INDONESIAONLINE – Sebuah revolusi senyap tengah bergulir di lanskap pendidikan Kota Malang. Para guru, yang identik dengan debu kapur dan spidol, kini menapaki takdir baru sebagai produsen gagasan. Mereka tidak lagi hanya mengajar, tetapi juga menulis, mengabadikan pergulatan dan kearifan ruang kelas ke dalam sebuah warisan abadi bernama buku.
Manifesto intelektual ini terwujud dalam peluncuran antologi “Takdir Pena dan Kapur”, Selasa (24/6/2025). Acara di Aula Disdikbud Kota Malang itu bukan sekadar seremoni, melainkan penanda dimulainya sebuah gerakan ambisius yang digagas Wali Kota Malang, Wahyu Hidayat: “One Teacher, One Book”.
“Tanggung jawab intelektual guru setara dengan dosen. Menulis bukan lagi pelengkap, tapi bagian dari tugas mencerahkan,” tegas Wahyu.
Baginya, ini adalah cara “menguangkan pikiran”—mengubah ide-ide abstrak menjadi aset pemikiran yang konkret dan dapat diakses publik.
Namun, jalan dari papan tulis menuju halaman buku tidaklah mulus. Di balik 19 nama penulis yang karyanya terbit, ada kisah tentang perjuangan menaklukkan keraguan dan keterbatasan. Program ini awalnya diikuti oleh 40 guru SMP, sebuah angka yang menyusut seiring proses kreatif yang menuntut disiplin tinggi.
“Ini bukan hanya soal menyelesaikan tulisan, tapi keberanian memulai dan konsistensi menuliskannya,” ungkap Wahyu.
Keberhasilan 19 guru ini, menurutnya, lahir dari dua kekuatan utama: komitmen personal yang membaja dan kekuatan komunitas yang saling menyemangati saat salah satu hampir menyerah.
Salah satu suara yang paling beresonansi datang dari Heni Yulia Wardhani. Guru SMPN 25 Malang ini menuangkan pengalamannya mengajar di pedalaman Papua, sebuah kisah yang sarat dengan refleksi dan ketangguhan.
“Menulis adalah cara saya berdamai dengan pengalaman dan membaginya sebagai harapan,” ujar Heni.
“Ini bukan sekadar menyusun kata, tapi menyusun ulang cara kita berpikir dan merasakan. Saya ingin semangat ini menular, dari guru ke siswa,”lanjutnhya.
Kisah Heni adalah cerminan dari isi buku itu sendiri: kumpulan suara jujur dari garda terdepan pendidikan. Ada narasi tentang dinamika kelas, inovasi mengajar, hingga solusi-solusi akar rumput yang seringkali tak terdengar di forum formal.
Gerakan “One Teacher, One Book” lebih dari sekadar proyek literasi. Ini adalah strategi jangka panjang untuk menanamkan DNA intelektual baru pada pendidik. Tujuannya jelas: mendokumentasikan praktik baik, meningkatkan otoritas keilmuan guru, dan memperkaya diskursus publik tentang pendidikan.

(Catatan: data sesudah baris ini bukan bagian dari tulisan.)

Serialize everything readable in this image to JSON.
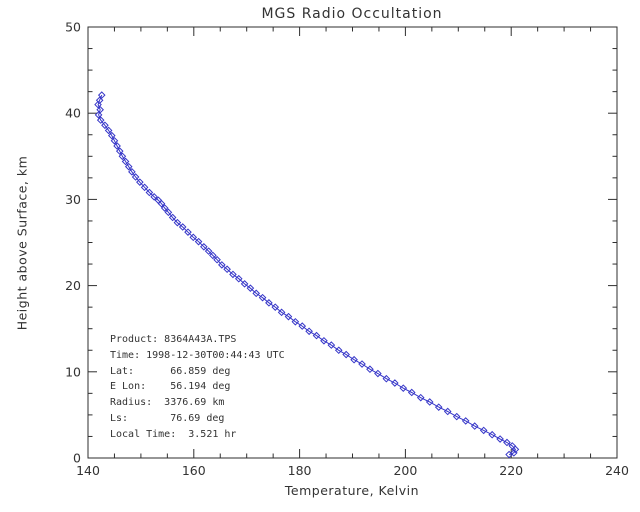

“Semakin banyak guru menulis, semakin kaya kita dengan perspektif,” tutur Wahyu.
“Dari pena merekalah bisa lahir solusi pendidikan yang selama ini tak kita duga,” pungkasnya.
Pada akhirnya, “Takdir Pena dan Kapur” adalah sebuah deklarasi. Deklarasi bahwa takdir seorang guru tidak hanya terikat pada debu kapur yang mudah terhapus, tetapi juga pada keabadian tinta yang akan terus menginspirasi generasi melampaui dinding kelas. Malang kini bertaruh pada pena para gurunya untuk membangun peradaban (rw/dnv).